Data (2) merupakan data percakapan antarsesama masyarakat Samin dalam ranah ketetanggaan. Percakapan tersebut terjadi antara salah seorang sesepuh masyarakat Samin (P1) dengan seorang tetangganya (P2) yang masih muda. Mereka membicarakan tentang langit dan bumi serta hubungannya dengan kehidupan sehari-hari. Dalam tuturan tersebut, P1 selalu menggunakan bahasa Jawa ragam ngoko, sedangkan P2 menggunakan basa. Kalimat yang dituturkan oleh P2 yang menggunakan basa, antara lain Langit nggih nginggil, bumi nggih ngandhap, menawi nggih saget temok ‗Langit ya di atas, bumi ya di bawah, mungkin ya bisa bertemu‘. Kalimat yang lain adalah Lha nek langit teng pundi mbah ‗Kalau langit di mana mbah‘; Gampang-gampang ngeten mawon, nek langit kalih bumi nek mpun awor mpun dados setunggal, pokoke langit teng nginggil, mpun apal ‗Gampang-gampang saja, kalau langit dan bumi sudah bersatu jadi satu, pokoknya langit di atas, sudah hapal‘ dan Napa mboten saru niku? ‗Apa tidak tabu seperti itu?‘.

Tuturan tersebut diucapkan oleh P2 dengan menggunakan basa. P2 tentu ingin menghormati P1 sebagai mitra tuturnya. Apalagi P1 merupakan salah seorang sesepuh masyarakat Samin yang sangat dihargai. Namun P1 tetap menggunakan bahasa Jawa ngoko karena di samping merupakan kebiasaan masyarakat Samin, mitra tutur (P2) merupakan warga Samin yang usianya lebih muda dari P1.
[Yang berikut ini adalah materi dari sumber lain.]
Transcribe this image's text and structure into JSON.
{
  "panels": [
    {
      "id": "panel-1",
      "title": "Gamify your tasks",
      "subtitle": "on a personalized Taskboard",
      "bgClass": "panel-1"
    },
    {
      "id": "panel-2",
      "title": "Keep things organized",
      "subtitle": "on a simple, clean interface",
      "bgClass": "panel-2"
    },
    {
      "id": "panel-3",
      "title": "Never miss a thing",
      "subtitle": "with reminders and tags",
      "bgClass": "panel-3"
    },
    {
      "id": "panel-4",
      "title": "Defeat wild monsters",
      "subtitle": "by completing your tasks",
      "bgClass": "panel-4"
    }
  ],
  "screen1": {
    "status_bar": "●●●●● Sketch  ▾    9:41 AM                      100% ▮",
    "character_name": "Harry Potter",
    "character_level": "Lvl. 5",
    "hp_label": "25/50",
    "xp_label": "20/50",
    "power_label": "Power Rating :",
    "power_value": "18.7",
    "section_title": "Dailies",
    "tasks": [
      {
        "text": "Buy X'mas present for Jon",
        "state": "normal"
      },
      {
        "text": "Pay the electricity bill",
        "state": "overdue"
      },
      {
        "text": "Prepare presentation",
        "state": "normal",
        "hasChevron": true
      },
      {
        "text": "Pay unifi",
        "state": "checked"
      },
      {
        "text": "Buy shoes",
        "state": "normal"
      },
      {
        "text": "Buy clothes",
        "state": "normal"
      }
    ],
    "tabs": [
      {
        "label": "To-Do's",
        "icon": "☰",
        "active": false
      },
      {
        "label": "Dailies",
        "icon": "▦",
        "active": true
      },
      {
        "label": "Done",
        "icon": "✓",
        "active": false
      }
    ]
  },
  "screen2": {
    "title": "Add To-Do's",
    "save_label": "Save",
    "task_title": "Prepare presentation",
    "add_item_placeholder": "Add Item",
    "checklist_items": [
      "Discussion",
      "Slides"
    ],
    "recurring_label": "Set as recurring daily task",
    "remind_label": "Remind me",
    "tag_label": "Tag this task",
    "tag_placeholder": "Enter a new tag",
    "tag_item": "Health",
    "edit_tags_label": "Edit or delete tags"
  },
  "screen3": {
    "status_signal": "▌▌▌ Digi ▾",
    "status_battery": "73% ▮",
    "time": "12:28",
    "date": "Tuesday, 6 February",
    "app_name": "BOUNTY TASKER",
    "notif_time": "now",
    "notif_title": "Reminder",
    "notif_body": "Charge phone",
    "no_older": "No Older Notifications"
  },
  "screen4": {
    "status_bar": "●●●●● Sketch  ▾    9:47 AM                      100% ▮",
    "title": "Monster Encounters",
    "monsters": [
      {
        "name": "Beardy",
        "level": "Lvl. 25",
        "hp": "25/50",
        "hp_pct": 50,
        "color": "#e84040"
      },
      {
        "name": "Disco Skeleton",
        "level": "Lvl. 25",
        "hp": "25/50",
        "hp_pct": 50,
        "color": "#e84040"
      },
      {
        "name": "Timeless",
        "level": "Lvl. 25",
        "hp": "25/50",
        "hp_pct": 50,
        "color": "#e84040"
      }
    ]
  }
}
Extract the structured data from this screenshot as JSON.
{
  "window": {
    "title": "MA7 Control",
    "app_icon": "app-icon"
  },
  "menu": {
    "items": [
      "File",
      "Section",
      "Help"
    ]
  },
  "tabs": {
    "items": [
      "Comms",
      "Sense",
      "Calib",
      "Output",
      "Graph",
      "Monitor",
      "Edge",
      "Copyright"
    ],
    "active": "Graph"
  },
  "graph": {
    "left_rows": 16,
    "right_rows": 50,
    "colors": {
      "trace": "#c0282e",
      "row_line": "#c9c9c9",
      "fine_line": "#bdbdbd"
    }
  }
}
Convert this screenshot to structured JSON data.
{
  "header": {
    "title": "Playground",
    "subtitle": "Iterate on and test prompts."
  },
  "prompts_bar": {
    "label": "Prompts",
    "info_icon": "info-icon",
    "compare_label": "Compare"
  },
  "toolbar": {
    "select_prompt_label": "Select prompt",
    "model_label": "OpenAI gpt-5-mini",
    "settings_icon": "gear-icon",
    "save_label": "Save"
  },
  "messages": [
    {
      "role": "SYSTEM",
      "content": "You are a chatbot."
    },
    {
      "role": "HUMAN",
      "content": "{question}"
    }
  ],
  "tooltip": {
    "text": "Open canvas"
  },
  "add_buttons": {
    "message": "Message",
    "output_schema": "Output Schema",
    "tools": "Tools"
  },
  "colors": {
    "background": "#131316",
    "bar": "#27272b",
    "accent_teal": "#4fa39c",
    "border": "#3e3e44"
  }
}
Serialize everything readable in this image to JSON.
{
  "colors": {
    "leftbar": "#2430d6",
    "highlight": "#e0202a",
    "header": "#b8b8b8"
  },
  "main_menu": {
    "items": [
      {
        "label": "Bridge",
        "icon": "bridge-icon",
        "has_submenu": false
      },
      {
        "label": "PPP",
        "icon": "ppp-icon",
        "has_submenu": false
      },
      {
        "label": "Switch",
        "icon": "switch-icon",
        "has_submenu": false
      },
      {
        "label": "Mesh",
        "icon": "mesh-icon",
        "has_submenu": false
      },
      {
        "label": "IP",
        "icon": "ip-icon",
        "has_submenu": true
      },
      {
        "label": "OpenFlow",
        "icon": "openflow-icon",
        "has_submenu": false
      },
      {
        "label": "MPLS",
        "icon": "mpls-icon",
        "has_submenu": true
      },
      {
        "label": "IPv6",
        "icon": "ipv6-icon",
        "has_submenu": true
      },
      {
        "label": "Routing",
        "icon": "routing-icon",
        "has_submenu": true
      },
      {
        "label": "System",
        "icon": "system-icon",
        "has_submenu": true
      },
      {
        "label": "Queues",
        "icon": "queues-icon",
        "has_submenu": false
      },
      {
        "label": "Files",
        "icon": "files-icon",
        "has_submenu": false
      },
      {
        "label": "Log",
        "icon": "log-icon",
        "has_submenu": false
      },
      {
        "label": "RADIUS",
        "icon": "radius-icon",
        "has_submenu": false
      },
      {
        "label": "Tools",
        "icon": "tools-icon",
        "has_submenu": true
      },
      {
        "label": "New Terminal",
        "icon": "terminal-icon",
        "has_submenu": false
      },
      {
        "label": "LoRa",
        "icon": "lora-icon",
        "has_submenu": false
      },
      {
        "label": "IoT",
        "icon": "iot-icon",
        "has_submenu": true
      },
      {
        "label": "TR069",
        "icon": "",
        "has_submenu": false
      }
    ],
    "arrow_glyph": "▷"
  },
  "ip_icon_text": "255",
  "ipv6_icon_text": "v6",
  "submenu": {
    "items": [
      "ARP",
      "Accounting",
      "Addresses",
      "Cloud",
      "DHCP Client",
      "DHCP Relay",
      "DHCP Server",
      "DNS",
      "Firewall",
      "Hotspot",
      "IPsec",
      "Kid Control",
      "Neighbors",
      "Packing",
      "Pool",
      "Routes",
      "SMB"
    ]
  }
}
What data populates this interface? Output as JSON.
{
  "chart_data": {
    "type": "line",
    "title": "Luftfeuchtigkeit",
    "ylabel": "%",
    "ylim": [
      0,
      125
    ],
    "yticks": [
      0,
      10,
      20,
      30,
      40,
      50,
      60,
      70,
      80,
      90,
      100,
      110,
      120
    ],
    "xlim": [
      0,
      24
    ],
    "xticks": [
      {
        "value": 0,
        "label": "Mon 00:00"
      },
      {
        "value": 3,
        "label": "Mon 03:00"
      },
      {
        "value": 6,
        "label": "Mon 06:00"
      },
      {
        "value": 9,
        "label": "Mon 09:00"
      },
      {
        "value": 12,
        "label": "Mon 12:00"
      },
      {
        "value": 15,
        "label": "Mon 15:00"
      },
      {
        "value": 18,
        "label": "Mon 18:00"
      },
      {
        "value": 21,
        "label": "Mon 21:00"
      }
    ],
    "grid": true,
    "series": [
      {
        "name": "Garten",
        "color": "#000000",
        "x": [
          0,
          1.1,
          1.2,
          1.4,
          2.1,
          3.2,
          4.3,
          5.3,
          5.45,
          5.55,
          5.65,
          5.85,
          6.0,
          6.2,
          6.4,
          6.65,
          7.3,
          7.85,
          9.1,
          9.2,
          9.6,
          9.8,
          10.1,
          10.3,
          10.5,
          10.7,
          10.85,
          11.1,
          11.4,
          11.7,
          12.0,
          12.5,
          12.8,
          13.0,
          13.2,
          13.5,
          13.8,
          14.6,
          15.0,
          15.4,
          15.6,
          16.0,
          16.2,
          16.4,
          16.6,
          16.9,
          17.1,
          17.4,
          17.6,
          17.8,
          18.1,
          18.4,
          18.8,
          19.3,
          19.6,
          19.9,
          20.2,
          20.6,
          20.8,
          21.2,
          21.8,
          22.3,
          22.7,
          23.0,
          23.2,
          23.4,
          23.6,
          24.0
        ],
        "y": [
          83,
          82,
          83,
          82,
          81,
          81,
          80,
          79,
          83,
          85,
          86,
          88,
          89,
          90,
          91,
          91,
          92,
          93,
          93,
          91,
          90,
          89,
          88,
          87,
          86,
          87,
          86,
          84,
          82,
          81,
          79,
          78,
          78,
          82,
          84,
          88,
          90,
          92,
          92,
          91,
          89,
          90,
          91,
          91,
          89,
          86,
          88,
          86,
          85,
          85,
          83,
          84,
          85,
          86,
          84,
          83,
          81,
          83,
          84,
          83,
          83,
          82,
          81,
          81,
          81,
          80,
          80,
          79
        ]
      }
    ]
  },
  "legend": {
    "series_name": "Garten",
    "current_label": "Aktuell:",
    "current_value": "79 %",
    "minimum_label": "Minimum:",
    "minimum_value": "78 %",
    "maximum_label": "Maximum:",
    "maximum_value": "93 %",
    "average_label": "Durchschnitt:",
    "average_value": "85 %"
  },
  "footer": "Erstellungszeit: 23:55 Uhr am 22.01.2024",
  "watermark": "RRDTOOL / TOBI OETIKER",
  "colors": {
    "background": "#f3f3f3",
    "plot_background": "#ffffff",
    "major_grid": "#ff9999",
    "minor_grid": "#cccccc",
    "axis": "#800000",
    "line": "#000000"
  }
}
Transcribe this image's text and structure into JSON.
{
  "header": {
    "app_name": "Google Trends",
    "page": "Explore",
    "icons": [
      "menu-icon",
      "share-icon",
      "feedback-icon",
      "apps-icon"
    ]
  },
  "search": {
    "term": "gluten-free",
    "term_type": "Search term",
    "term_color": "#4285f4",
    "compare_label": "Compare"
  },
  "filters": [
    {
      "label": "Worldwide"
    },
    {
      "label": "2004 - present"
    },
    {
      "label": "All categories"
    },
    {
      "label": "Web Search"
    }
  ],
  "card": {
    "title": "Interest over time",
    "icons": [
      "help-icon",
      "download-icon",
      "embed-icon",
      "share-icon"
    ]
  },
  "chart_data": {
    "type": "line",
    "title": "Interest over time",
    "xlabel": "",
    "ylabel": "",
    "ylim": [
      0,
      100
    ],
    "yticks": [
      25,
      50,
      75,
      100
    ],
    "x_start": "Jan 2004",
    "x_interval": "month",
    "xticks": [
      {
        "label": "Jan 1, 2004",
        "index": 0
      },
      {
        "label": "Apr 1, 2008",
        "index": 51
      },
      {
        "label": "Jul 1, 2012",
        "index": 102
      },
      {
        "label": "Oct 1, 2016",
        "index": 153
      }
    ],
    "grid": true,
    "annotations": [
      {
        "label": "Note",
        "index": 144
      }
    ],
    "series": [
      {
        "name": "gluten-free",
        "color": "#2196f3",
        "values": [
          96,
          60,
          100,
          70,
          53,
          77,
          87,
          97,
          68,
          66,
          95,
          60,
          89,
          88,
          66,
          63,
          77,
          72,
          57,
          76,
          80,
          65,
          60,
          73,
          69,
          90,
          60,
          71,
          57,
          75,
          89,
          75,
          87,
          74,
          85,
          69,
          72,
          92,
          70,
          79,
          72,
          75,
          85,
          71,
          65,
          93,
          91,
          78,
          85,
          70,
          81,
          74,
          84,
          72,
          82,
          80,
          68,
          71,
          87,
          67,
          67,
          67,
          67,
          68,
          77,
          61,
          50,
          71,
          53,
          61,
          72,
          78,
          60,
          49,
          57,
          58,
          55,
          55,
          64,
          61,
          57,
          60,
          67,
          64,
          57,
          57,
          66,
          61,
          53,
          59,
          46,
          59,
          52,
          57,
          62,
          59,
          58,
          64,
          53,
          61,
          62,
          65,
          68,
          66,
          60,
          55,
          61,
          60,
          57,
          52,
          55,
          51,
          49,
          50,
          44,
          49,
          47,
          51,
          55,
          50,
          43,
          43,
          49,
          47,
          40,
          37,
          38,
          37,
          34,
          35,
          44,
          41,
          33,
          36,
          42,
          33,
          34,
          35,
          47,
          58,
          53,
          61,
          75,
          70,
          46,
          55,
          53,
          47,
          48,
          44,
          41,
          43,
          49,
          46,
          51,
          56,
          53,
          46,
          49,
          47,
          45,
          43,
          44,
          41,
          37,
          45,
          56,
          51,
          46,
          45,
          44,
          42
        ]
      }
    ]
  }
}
Dengan digunakannya basa dalam tuturan tersebut menunjukkan bahwa telah terjadi pergeseran bahasa Jawa yang digunakan oleh masyarakat Samin. Masyarakat Samin dari dulu selalu menggunakan bahasa Jawa ngoko. Namun data (1) dan (2) menunjukkan ternyata masyarakat Samin juga menggunakan basa ketika berkomunikasi meskipun dengan sesama masyarakat Samin. Mereka sudah menyadari arti pentingnya penghormatan terhadap orang lain. Meskipun sebenarnya bagi masyarakat Samin penghargaan dan penghormatan kepada sesamanya lebih ditekankan dengan perbuatan bukan dengan tuturan semata.